Xin
Gao,
Computer
Science
King
Abdullah
University
of
Science
and
Technology
Current genetic diagnosis by next-generation sequencing requires a large investment of resources and offers little point-of-care portability. Furthermore, it is unable to detect many types of genetic variations — including large deletions, duplications, and balanced translocations — that are relevant to human diseases and health.
Compared to other sequencing technologies, Nanopore sequencing owns the advantages of point-of-care (i.e., sequencing anywhere anytime), long reads (i.e., assembly-free to detect various genetic variations), and PCR free (i.e., sample preparation is easy). However, its application is severely limited by a number of challenges, including low base-calling accuracy, lack of training data for AI-based methods, and computational burden on reads mapping.
In this talk, I will first give an overview of the research activities in the Structural and Functional Bioinformatics Group. I will then focus on our efforts on developing computational methods to tackle key open problems in Nanopore sequencing. In particular, I will introduce our recent works on developing a collection of computational methods to decode raw electrical current signal sequences into DNA sequences, to simulate raw signals of Nanopore, and to efficiently and accurately align electrical current signal sequences with DNA sequences. I will further introduce their applications in biomedicine and healthcare.
Bio: Dr. Xin Gao is an associate professor of computer science at King Abdullah University of Science and Technology (KAUST) in Saudi Arabia. He is also the associate director of the Computational Bioscience Research Center at KAUST and the lead of the Structural and Functional Bioinformatics Group at KAUST. Prior to joining KAUST, he was a Lane Fellow at Lane Center for Computational Biology in the School of Computer Science at Carnegie Mellon University. He earned his bachelor degree in Computer Science in 2004 from Tsinghua University and his Ph.D. degree in Computer Science in 2009 from University of Waterloo.

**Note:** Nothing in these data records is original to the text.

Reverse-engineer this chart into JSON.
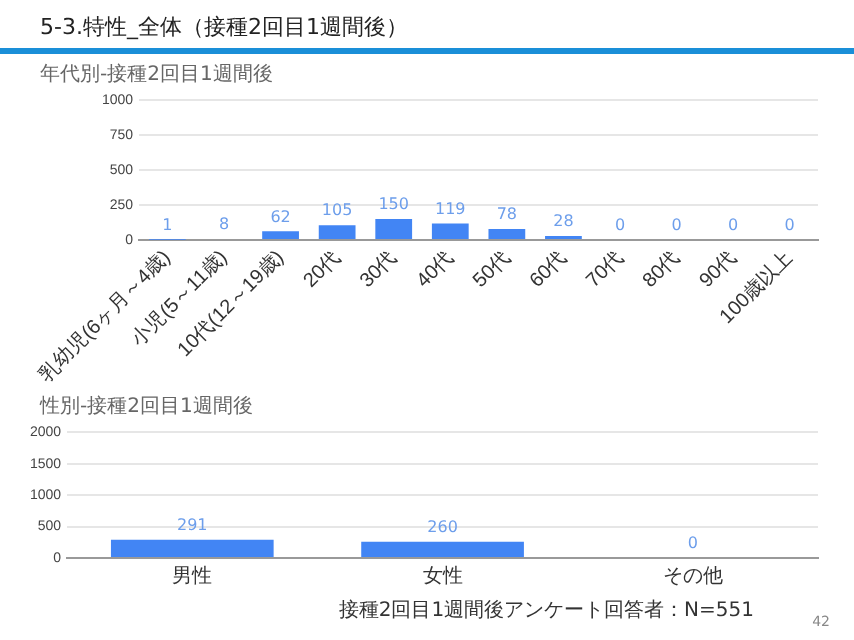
{
  "chart_data": [
    {
      "type": "bar",
      "title": "5-3.特性_全体（接種2回目1週間後）",
      "subtitle": "年代別-接種2回目1週間後",
      "categories": [
        "乳幼児(6ヶ月～4歳)",
        "小児(5～11歳)",
        "10代(12～19歳)",
        "20代",
        "30代",
        "40代",
        "50代",
        "60代",
        "70代",
        "80代",
        "90代",
        "100歳以上"
      ],
      "values": [
        1,
        8,
        62,
        105,
        150,
        119,
        78,
        28,
        0,
        0,
        0,
        0
      ],
      "color": "#4285f4",
      "ylim": [
        0,
        1000
      ],
      "yticks": [
        0,
        250,
        500,
        750,
        1000
      ],
      "grid": "y",
      "data_labels": true
    },
    {
      "type": "bar",
      "title": "性別-接種2回目1週間後",
      "categories": [
        "男性",
        "女性",
        "その他"
      ],
      "values": [
        291,
        260,
        0
      ],
      "color": "#4285f4",
      "ylim": [
        0,
        2000
      ],
      "yticks": [
        0,
        500,
        1000,
        1500,
        2000
      ],
      "grid": "y",
      "data_labels": true,
      "annotations": [
        "接種2回目1週間後アンケート回答者：N=551",
        "42"
      ]
    }
  ]
}
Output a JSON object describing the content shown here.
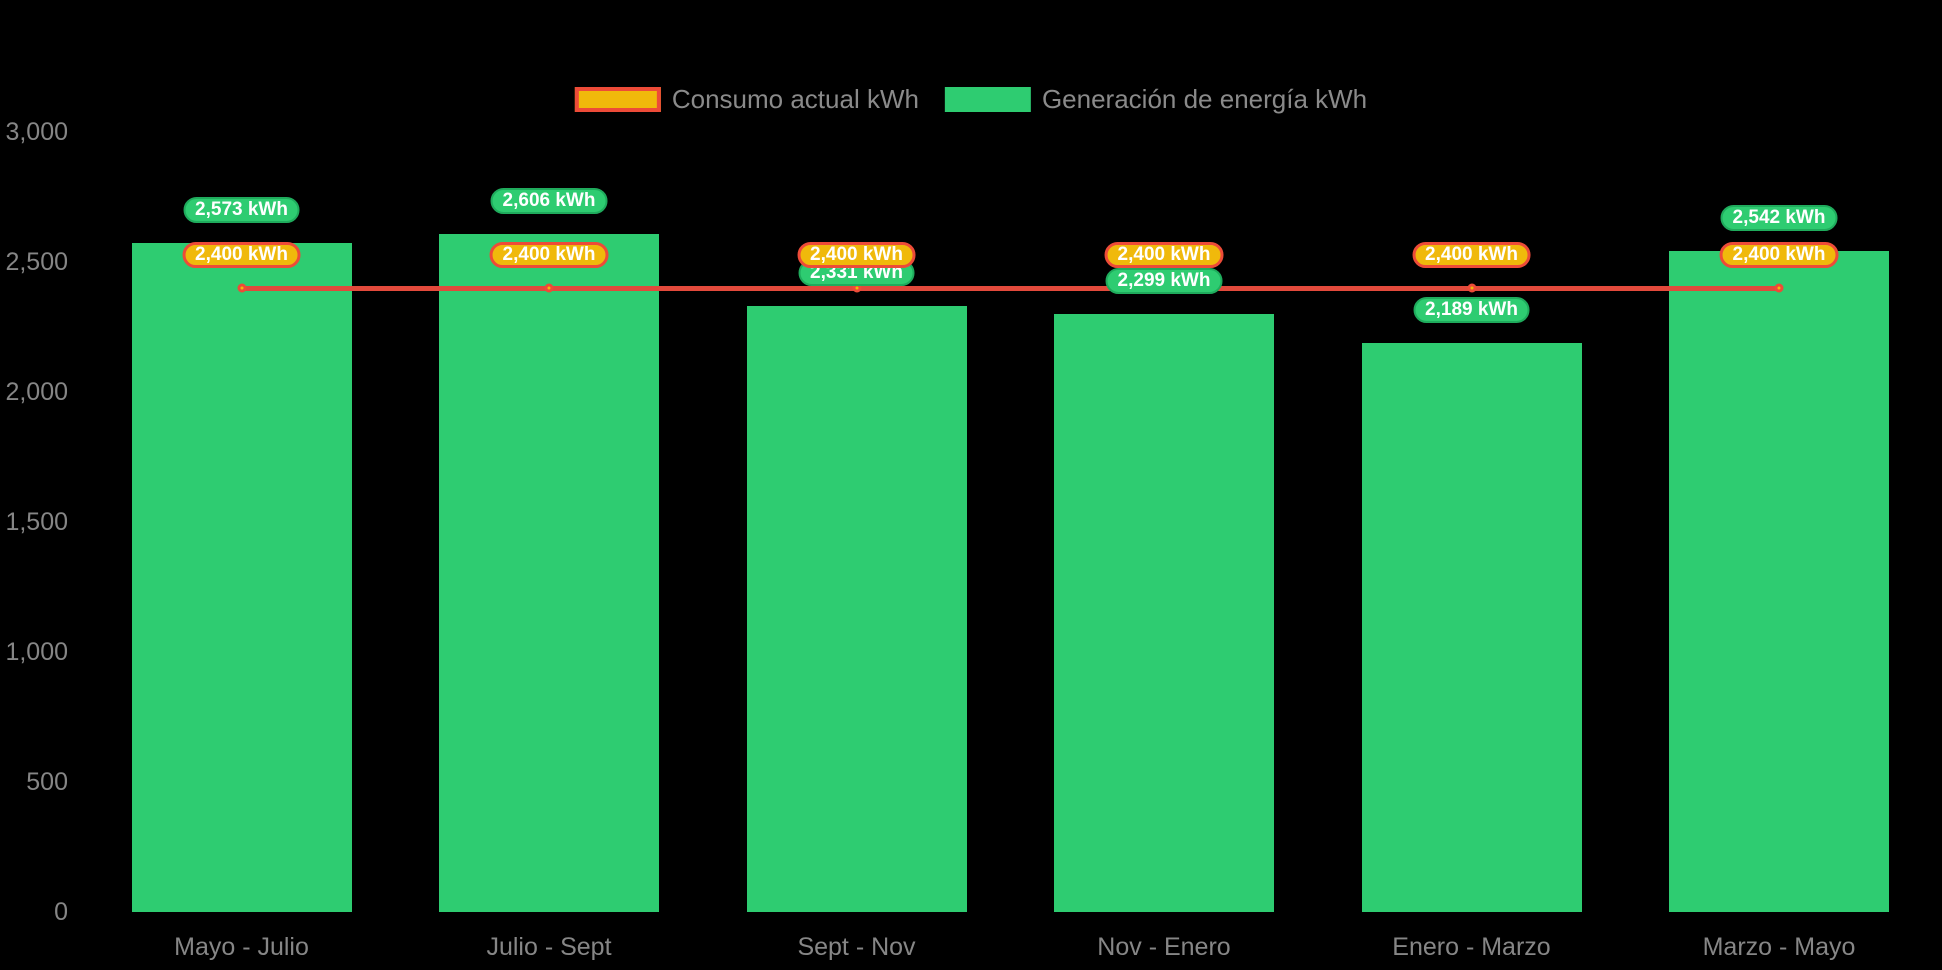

Dr. Gao’s research interest lies at the intersection between computer science and biology. In the field of computer science, he is interested in developing machine learning theories and methodologies related to deep learning, probabilistic graphical models, kernel methods and matrix factorization. In the field of bioinformatics, his group works on building computational models, developing machine learning techniques, and designing efficient and effective algorithms to tackle key open problems along the path from biological sequence analysis, to 3D structure determination, to function annotation, to understanding and controlling molecular behaviors in complex biological networks, and, recently, to biomedicine and healthcare.
He has published more than 190 papers in the fields of bioinformatics and machine learning. His research has received more than $10 million in funding. He is the associate editor of Genomics, Proteomics & Bioinformatics, BMC Bioinformatics, and Quantitative Biology, and the guest editor-in-chief of IEEE/ACM Transactions on Computational Biology and Bioinformatics and Frontiers in Genetics.